3D Integration of Inverted IndiumGalliumArsenic MSM Array to Silicon Platform by Low Temperature Chip-to-Wafer Bonding

With the continuous scaling of the pitch width following Moore's Law, the global interconnects in microprocessors and high performance application-specific integrated circuit (ASIC) face more problems than ever to fulfill the signal synchronization and energy requirement. On-chip optical interconnect is a promising solution to this problem for reduced delay time and lowered power consumption. 3D integration of active compound optoelectronic devices to silicon chip is an important approach to realize on-chip optical interconnects and thus attracts more and more interests nowadays.
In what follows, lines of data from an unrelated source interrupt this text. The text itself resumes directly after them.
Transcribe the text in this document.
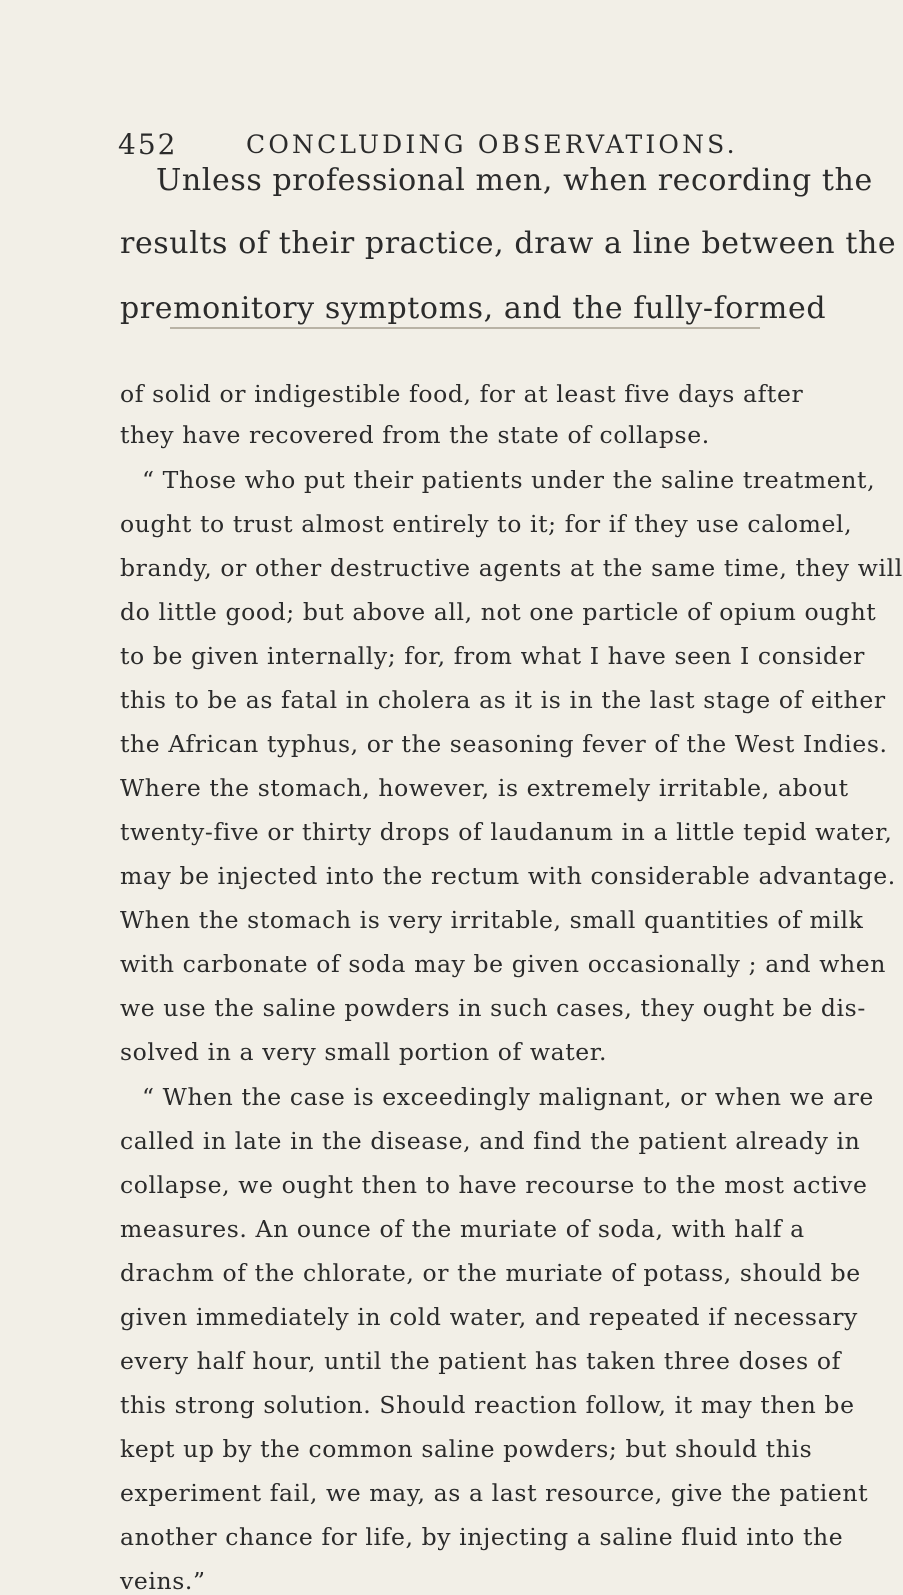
452	CONCLUDING OBSERVATIONS.
Unless professional men, when recording the
results of their practice, draw a line between the
premonitory symptoms, and the fully-formed
of solid or indigestible food, for at least five days after
they have recovered from the state of collapse.
“ Those who put their patients under the saline treatment,
ought to trust almost entirely to it; for if they use calomel,
brandy, or other destructive agents at the same time, they will
do little good; but above all, not one particle of opium ought
to be given internally; for, from what I have seen I consider
this to be as fatal in cholera as it is in the last stage of either
the African typhus, or the seasoning fever of the West Indies.
Where the stomach, however, is extremely irritable, about
twenty-five or thirty drops of laudanum in a little tepid water,
may be injected into the rectum with considerable advantage.
When the stomach is very irritable, small quantities of milk
with carbonate of soda may be given occasionally ; and when
we use the saline powders in such cases, they ought be dis-
solved in a very small portion of water.
“ When the case is exceedingly malignant, or when we are
called in late in the disease, and find the patient already in
collapse, we ought then to have recourse to the most active
measures. An ounce of the muriate of soda, with half a
drachm of the chlorate, or the muriate of potass, should be
given immediately in cold water, and repeated if necessary
every half hour, until the patient has taken three doses of
this strong solution. Should reaction follow, it may then be
kept up by the common saline powders; but should this
experiment fail, we may, as a last resource, give the patient
another chance for life, by injecting a saline fluid into the
veins.”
In this work, we investigated a low temperature approach for heterogeneous integration of III-V photodetector arrays to Si CMOS chip. The photodetectors are planar InGaAs metal-semiconductor-metal (MSM) photodetectors on semi-insulating InP substrate. The MSM arrays were flip-chip bonded to silicon wafer by low temperature metal-metal bonding based on indium-gold transient liquid phase reaction. A solid bonding was achieved with a bonding temperature of 200 ° C under compress pressure of 2 MPa. The photocurrent and the dark current were measured prior and after the 3D integration process. It was found that the dark current at bias of 2 V was reduced by 30 % while the photocurrent has increased 70 % after bonding. The total thickness of the bonding metal layers is less than 1 mu m, making it a suitable approach for applications in which vertical topology accuracy is crucial. The low bonding temperature assures the properties of III-V optoelectronic devices intact during this back end of line (BEOL) processing.